Patents impose tariffs of 1,000%

(written by lawrence krubner, however indented passages are often quotes). You can contact lawrence at: lawrence@krubner.com, or follow me on Twitter.

Amazing:

In the vast majority of cases, the drugs in question are not actually expensive to manufacture. The way the drug industry justifies high prices is that they must recover their research costs. While the industry does in fact spend a considerable amount of money on research (although they likely exaggerate this figure), at the point the drug is being administered this is a sunk cost. In other words, the resources devoted to this research have already been used; the economy doesn’t somehow get back the researchers’ time and the capital expended if fewer people take a drug that is developed from their work.

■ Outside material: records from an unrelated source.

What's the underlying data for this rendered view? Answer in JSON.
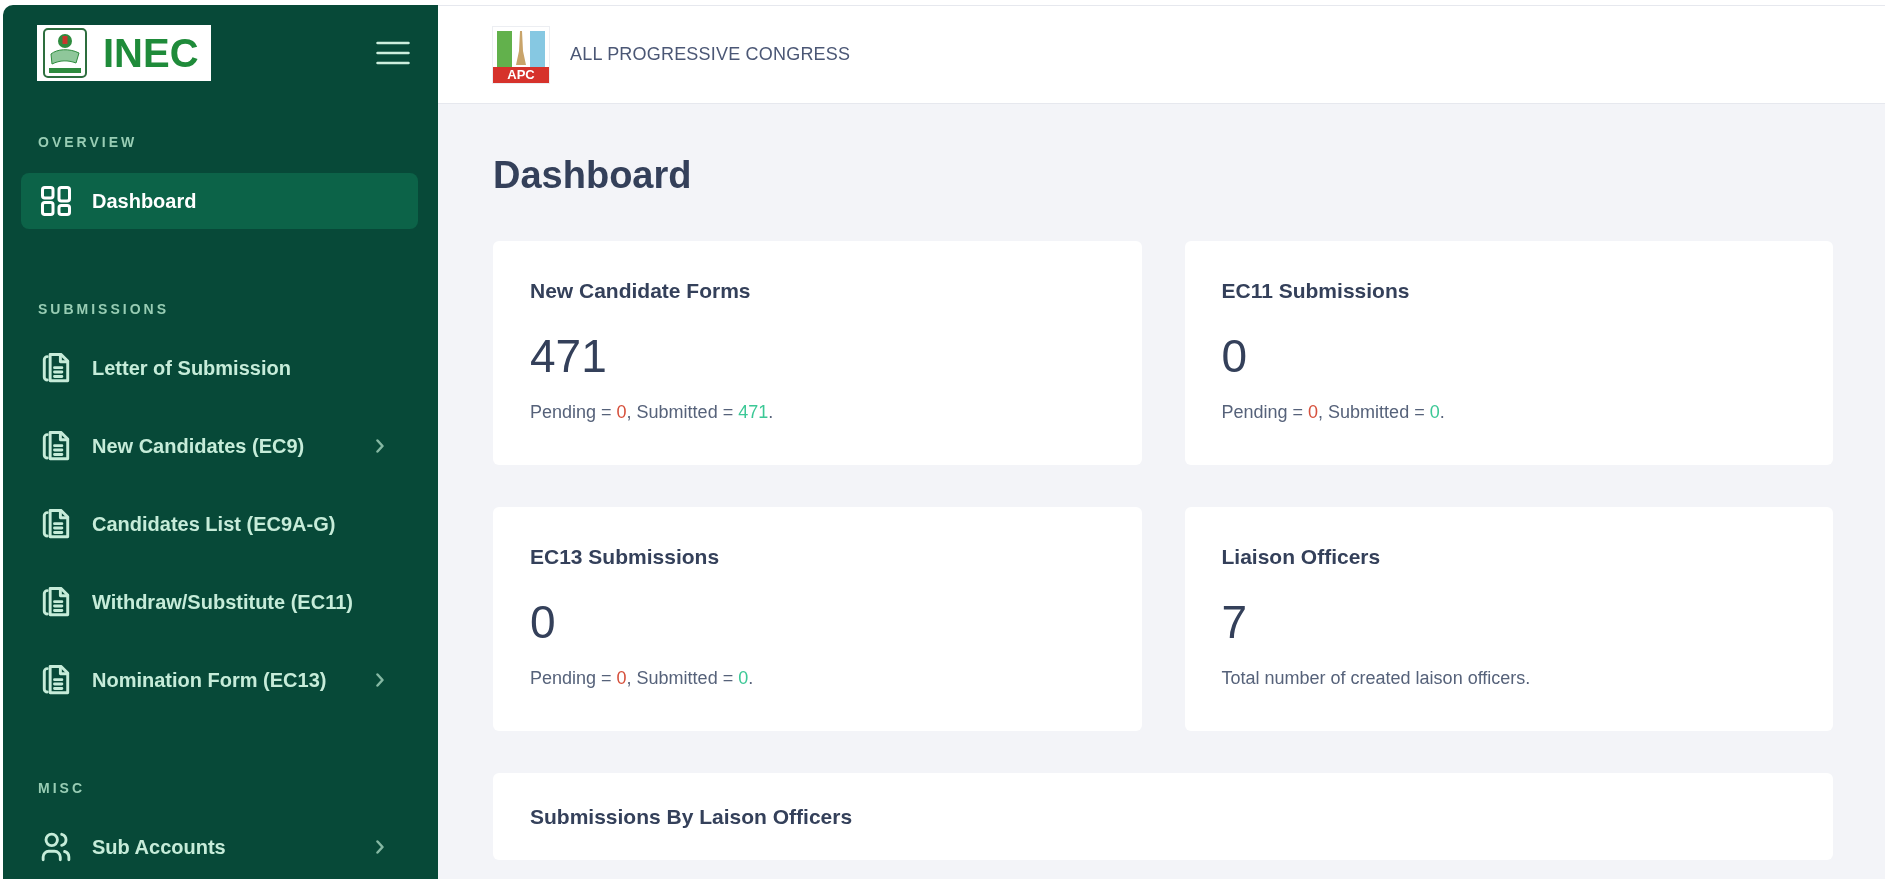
{
  "sidebar": {
    "logo_text": "INEC",
    "sections": [
      {
        "heading": "OVERVIEW",
        "items": [
          {
            "label": "Dashboard",
            "selected": true,
            "expandable": false
          }
        ]
      },
      {
        "heading": "SUBMISSIONS",
        "items": [
          {
            "label": "Letter of Submission",
            "selected": false,
            "expandable": false
          },
          {
            "label": "New Candidates (EC9)",
            "selected": false,
            "expandable": true
          },
          {
            "label": "Candidates List (EC9A-G)",
            "selected": false,
            "expandable": false
          },
          {
            "label": "Withdraw/Substitute (EC11)",
            "selected": false,
            "expandable": false
          },
          {
            "label": "Nomination Form (EC13)",
            "selected": false,
            "expandable": true
          }
        ]
      },
      {
        "heading": "MISC",
        "items": [
          {
            "label": "Sub Accounts",
            "selected": false,
            "expandable": true
          }
        ]
      }
    ]
  },
  "header": {
    "party_logo_text": "APC",
    "party_name": "ALL PROGRESSIVE CONGRESS"
  },
  "page_title": "Dashboard",
  "cards": [
    {
      "kind": "stat",
      "title": "New Candidate Forms",
      "value": "471",
      "detail": [
        {
          "text": "Pending = "
        },
        {
          "text": "0",
          "color": "#d6503c"
        },
        {
          "text": ", Submitted = "
        },
        {
          "text": "471",
          "color": "#3cc896"
        },
        {
          "text": "."
        }
      ]
    },
    {
      "kind": "stat",
      "title": "EC11 Submissions",
      "value": "0",
      "detail": [
        {
          "text": "Pending = "
        },
        {
          "text": "0",
          "color": "#d6503c"
        },
        {
          "text": ", Submitted = "
        },
        {
          "text": "0",
          "color": "#3cc896"
        },
        {
          "text": "."
        }
      ]
    },
    {
      "kind": "stat",
      "title": "EC13 Submissions",
      "value": "0",
      "detail": [
        {
          "text": "Pending = "
        },
        {
          "text": "0",
          "color": "#d6503c"
        },
        {
          "text": ", Submitted = "
        },
        {
          "text": "0",
          "color": "#3cc896"
        },
        {
          "text": "."
        }
      ]
    },
    {
      "kind": "stat",
      "title": "Liaison Officers",
      "value": "7",
      "detail": [
        {
          "text": "Total number of created laison officers."
        }
      ]
    },
    {
      "kind": "panel",
      "title": "Submissions By Laison Officers"
    }
  ]
}
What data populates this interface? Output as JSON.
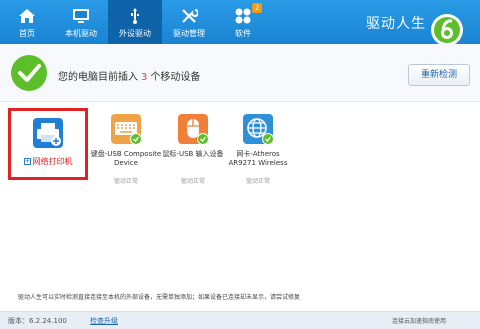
{
  "app_title": "驱动人生",
  "nav": [
    {
      "label": "首页",
      "icon": "home-icon"
    },
    {
      "label": "本机驱动",
      "icon": "monitor-icon"
    },
    {
      "label": "外设驱动",
      "icon": "usb-icon",
      "active": true
    },
    {
      "label": "驱动管理",
      "icon": "tools-icon"
    },
    {
      "label": "软件",
      "icon": "apps-icon",
      "badge": "2"
    }
  ],
  "status": {
    "prefix": "您的电脑目前插入",
    "count": "3",
    "suffix": "个移动设备",
    "redetect_button": "重新检测"
  },
  "devices": [
    {
      "name": "网络打印机",
      "status": "",
      "icon": "printer-icon",
      "add_action": true
    },
    {
      "name": "键盘-USB Composite Device",
      "status": "驱动正常",
      "icon": "keyboard-icon"
    },
    {
      "name": "鼠标-USB 输入设备",
      "status": "驱动正常",
      "icon": "mouse-icon"
    },
    {
      "name": "网卡-Atheros AR9271 Wireless",
      "status": "驱动正常",
      "icon": "network-icon"
    }
  ],
  "info_line": "驱动人生可以实时检测直接连接至本机的外部设备，无需单独添加；如果设备已连接却未显示，请尝试修复",
  "footer": {
    "version": "版本：6.2.24.100",
    "check_update": "检查升级",
    "right_note": "连接云加速指南使用"
  },
  "colors": {
    "topbar": "#1a84d2",
    "active_tab": "#0f63a8",
    "check_green": "#5cbf2a",
    "highlight_red": "#e02222"
  }
}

Ordinarily economists treat it as an absolute article of faith that we want all goods and services to sell at their marginal cost without interference from the government, like a trade tariff or quota. However in the case of prescription drugs, economists seem content to ignore the patent monopolies granted to the industry, which allow it to charge prices that are often ten or even a hundred times the free market price. (The hepatitis C drug Sovaldi has a list price in the United States of $84,000. High quality generic versions are available in India for a few hundred dollars per treatment.) In this case, we are effectively looking at a tariff that is not the 10-20 percent that we might see in trade policy, but rather 1,000 percent or even 10,000 percent.